The Disputed Contract
Florida Hospital says it hasn’t renegotiated the contract with United Healthcare since 2001. Now United Healthcare wants to keep its rates lower than what other private insurers are paying the hospital. “If we were to accept the original rate increase proposed by Florida Hospital, it would mean employers and their employees would be paying 63% more for their services at Florida Hospital by 2014 compared to what they pay today,” says Tracey Lempner, a United Healthcare spokeswoman. “We have a responsibility to our enrollees and employers in central Florida to provide access to health care at affordable rates, and we could not agree to increases that would raise their expenses so sharply.”
“We’re not talking about what the number is. They’re the ones who have thrown the number out there,” Florida Hospital spokeswoman Sam Olenick said. But Olenick didn’t dispute the figure, either, saying it only shows how far United Healthcare is lagging behind other insurers in terms of what it ought to be paying. For example, an MRI might cost $700 more in three years than it does now, for a United Healthcare patient.
“The parity issue with United is that all of their competitors are at a certain point with Florida hospital on our contracts,” Lars Houmann, the Florida Hospital CEO, says in a video on Florida Hospital’s website, “and we’re happy with where we’re at with all of them, and United has a distinct head start because they’re, what they’re paying for services from Florida Hospital, it is not where those others are, and we don’t think they should have that unfair advantage in the market.”
But there is no parity between what private insurers pay for procedures and what Medicare pays, which is typically lower. Florida Hospital isn’t about to jeopardize the coverage of Medicare patients over that (and run afoul of federal regulations or lose one of its most lucrative source of income: elderly patients).
Lempner said “UnitedHealthcare fully supports a single fee schedule across all plan designs to simplify the contract and make it easier for both parties to process claims.”
Another point of contention is United Healthcare’s emerging demand from hospitals that the insurance company be notified within 24 hours whenever a patient wants services.

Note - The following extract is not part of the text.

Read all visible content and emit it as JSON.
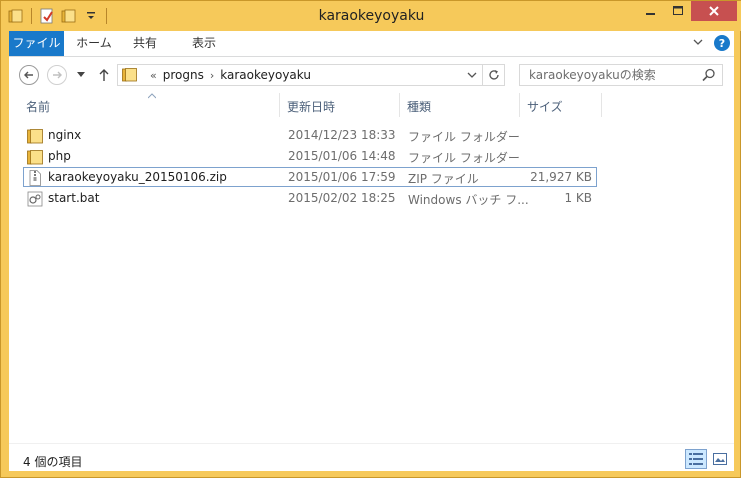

The reason the insurer wants that leverage is because it increases the insurer’s ability to deny coverage upfront and limit exposure to payments down the line. Hospitals are resistant to the notification, in some states legislatures have either approved laws or are considering laws that would prevent the 24-hour notification requirements from being in effect, at least on weekends and holidays.
Asked if the 24-hour notification is part of the dispute in Fliorida, Lempner said: “We cannot discuss the specifics of contracts that we have with individual hospital systems.”
That, in the end, is the shield behind which both sides are hiding as they make unverifiable declarations to the public.